1Post-Graduate Program in Pharmacology, Universidade Federal de Santa Maria/UFSM, Campus Universitário, Prédio 21, BR-97105-900, Santa Maria, RS, Brazil, 2Graduation in Pharmacy, UFSM, Santa Maria, RS, Brazil, 3Post-graduate Program in Forest Engineering, UFSM, Santa Maria, RS, Brazil, 4Departamento de Fisiologia e Farmacologia, UFSM, Santa Maria, RS, Brazil, 5Departamento de Farmácia Industrial, UFSM, Santa Maria, RS, Brazil
Email: berta.heinzmann@gmail.com
Received: 04 Nov 2015 Revised and Accepted: 20 Apr 2016
ABSTRACT
Objective: Evaluation of Tagetes minuta L. essential oil (EOTM) toxicity in the silver catfish Rhamdia quelen.
Methods: The EOTM extracted by hydrodistillation was identified qualitatively based on retention indices and the mass spectrum of its components by gas chromatography-mass spectrometry (GC-MS) and quantified by GC with flame ionization detector. Fish were exposed to 0, 50, 100, 200 mg l-1 EOTM and ethanol (1.5 ml) (n = 10 each concentration) and mortality observed after 24, 48 and 96 h (h).

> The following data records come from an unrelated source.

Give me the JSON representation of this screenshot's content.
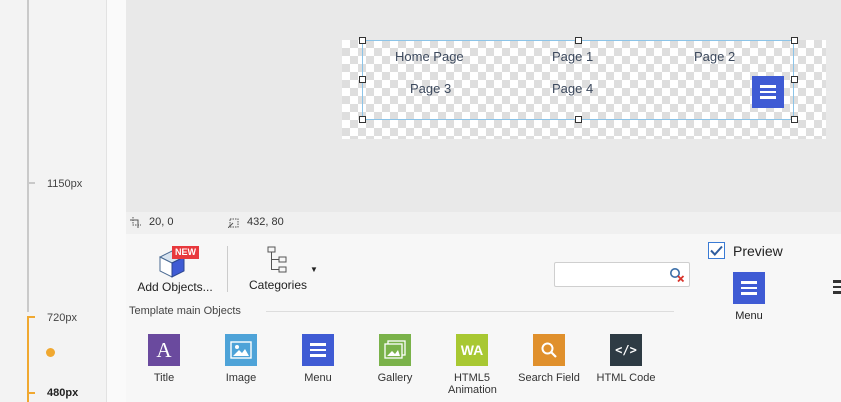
{
  "ruler": {
    "bp_1150": "1150px",
    "bp_720": "720px",
    "bp_480": "480px"
  },
  "canvas": {
    "menu_items": [
      "Home Page",
      "Page 1",
      "Page 2",
      "Page 3",
      "Page 4"
    ]
  },
  "status": {
    "position": "20, 0",
    "size": "432, 80"
  },
  "toolbar": {
    "add_objects_label": "Add Objects...",
    "new_badge": "NEW",
    "categories_label": "Categories",
    "search_placeholder": ""
  },
  "panel": {
    "section_title": "Template main Objects",
    "preview_label": "Preview",
    "preview_checked": true,
    "selected_object_label": "Menu",
    "objects": [
      {
        "label": "Title",
        "icon": "title-a-icon",
        "color": "#6a4a9e"
      },
      {
        "label": "Image",
        "icon": "image-icon",
        "color": "#4ea3d8"
      },
      {
        "label": "Menu",
        "icon": "hamburger-icon",
        "color": "#3f5bd4"
      },
      {
        "label": "Gallery",
        "icon": "gallery-icon",
        "color": "#7ab24a"
      },
      {
        "label": "HTML5 Animation",
        "icon": "wa-icon",
        "color": "#a8c832"
      },
      {
        "label": "Search Field",
        "icon": "magnifier-icon",
        "color": "#e0902c"
      },
      {
        "label": "HTML Code",
        "icon": "code-icon",
        "color": "#2e3b44"
      }
    ]
  },
  "colors": {
    "accent_blue": "#3f5bd4",
    "breakpoint_orange": "#f0a830",
    "new_badge_red": "#e8383d",
    "selection_blue": "#8cc4e8"
  }
}
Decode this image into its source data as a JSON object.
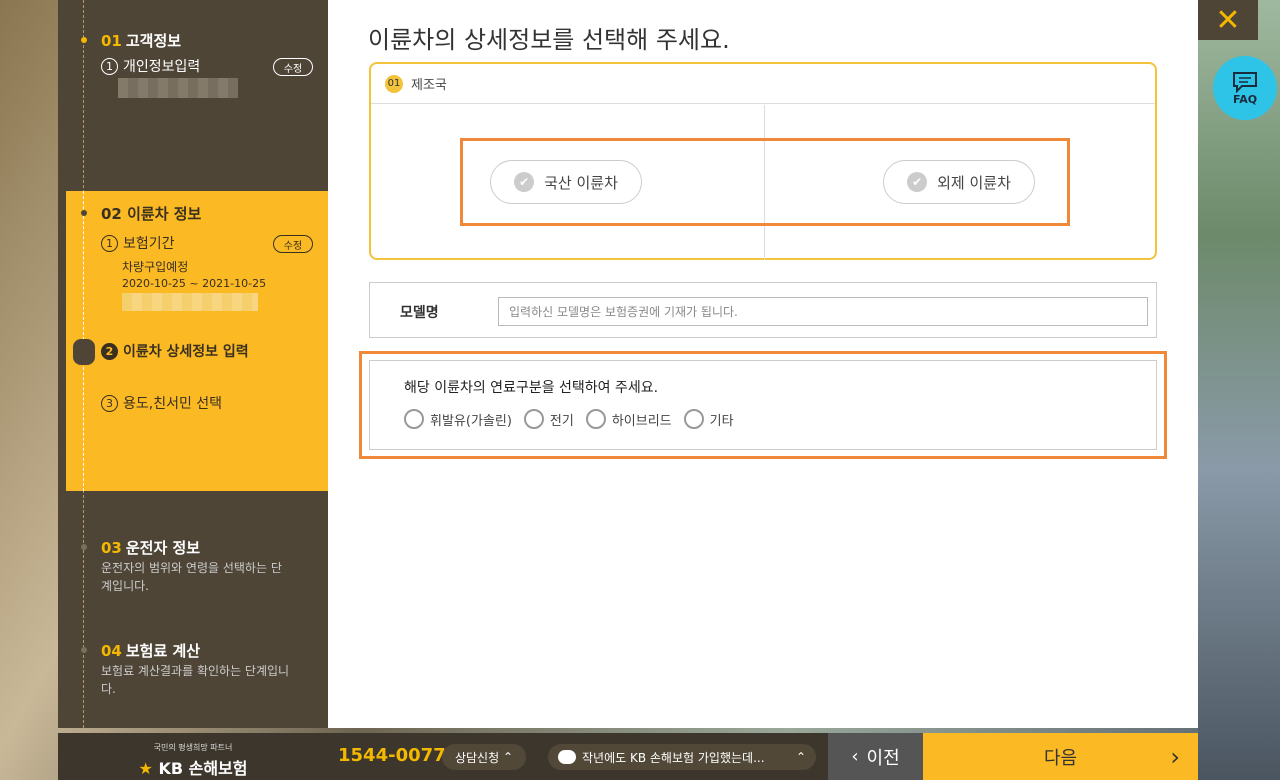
{
  "sidebar": {
    "step1": {
      "num": "01",
      "title": "고객정보",
      "sub_num": "1",
      "sub": "개인정보입력",
      "edit": "수정"
    },
    "step2": {
      "num": "02",
      "title": "이륜차 정보",
      "sub1_num": "1",
      "sub1": "보험기간",
      "edit": "수정",
      "info1": "차량구입예정",
      "info2": "2020-10-25 ~ 2021-10-25",
      "sub2_num": "2",
      "sub2": "이륜차 상세정보 입력",
      "sub3_num": "3",
      "sub3": "용도,친서민 선택"
    },
    "step3": {
      "num": "03",
      "title": "운전자 정보",
      "desc": "운전자의 범위와 연령을 선택하는 단계입니다."
    },
    "step4": {
      "num": "04",
      "title": "보험료 계산",
      "desc": "보험료 계산결과를 확인하는 단계입니다."
    }
  },
  "main": {
    "heading": "이륜차의 상세정보를 선택해 주세요.",
    "section1": {
      "badge": "01",
      "title": "제조국",
      "opt1": "국산 이륜차",
      "opt2": "외제 이륜차"
    },
    "model": {
      "label": "모델명",
      "placeholder": "입력하신 모델명은 보험증권에 기재가 됩니다."
    },
    "fuel": {
      "question": "해당 이륜차의 연료구분을 선택하여 주세요.",
      "options": [
        "휘발유(가솔린)",
        "전기",
        "하이브리드",
        "기타"
      ]
    }
  },
  "faq": "FAQ",
  "footer": {
    "tagline": "국민의 평생희망 파트너",
    "brand": "KB 손해보험",
    "phone": "1544-0077",
    "consult": "상담신청",
    "chat": "작년에도 KB 손해보험 가입했는데...",
    "prev": "이전",
    "next": "다음"
  }
}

Results: The EOTM presented as the main constituents: di-hidrotagetone (7.66 %), Z-tagetone (29.50%) and E-tagetone (40.37%). Silver catfish mortality was 10% after 96 h at 50 mg l-1, 70 and 80% after 24 and 96 h, respectively, at 100 mg l-1 and 80, 90 and 100% after 24, 48 and 96 h, respectively, at 200 mg l-1.
Conclusion: The use of EOTM is not recommended in fish farming at the concentrations measured in this study due to its toxic action.
Keywords: Medicinal plants, Fish farming, Toxic effect, Cloves marigold
© 2016 The Authors. Published by Innovare Academic Sciences Pvt Ltd. This is an open access article under the CC BY license (http://creativecommons.org/licenses/by/4.0/)
Most essential oils (EOs) contain complex mixtures of natural volatile compounds, and some are widely used in pharmaceuticals. Due to the volatility and low molecular weight of their constituents, EOs is often quickly eliminated from the body by metabolic pathways [1, 2, 3]. In fish farming, some EOs revealed efficacy as anesthetics and are viable alternatives to synthetic ones. They may facilitate handling and reduce the possibility of injury in transport and stress [4].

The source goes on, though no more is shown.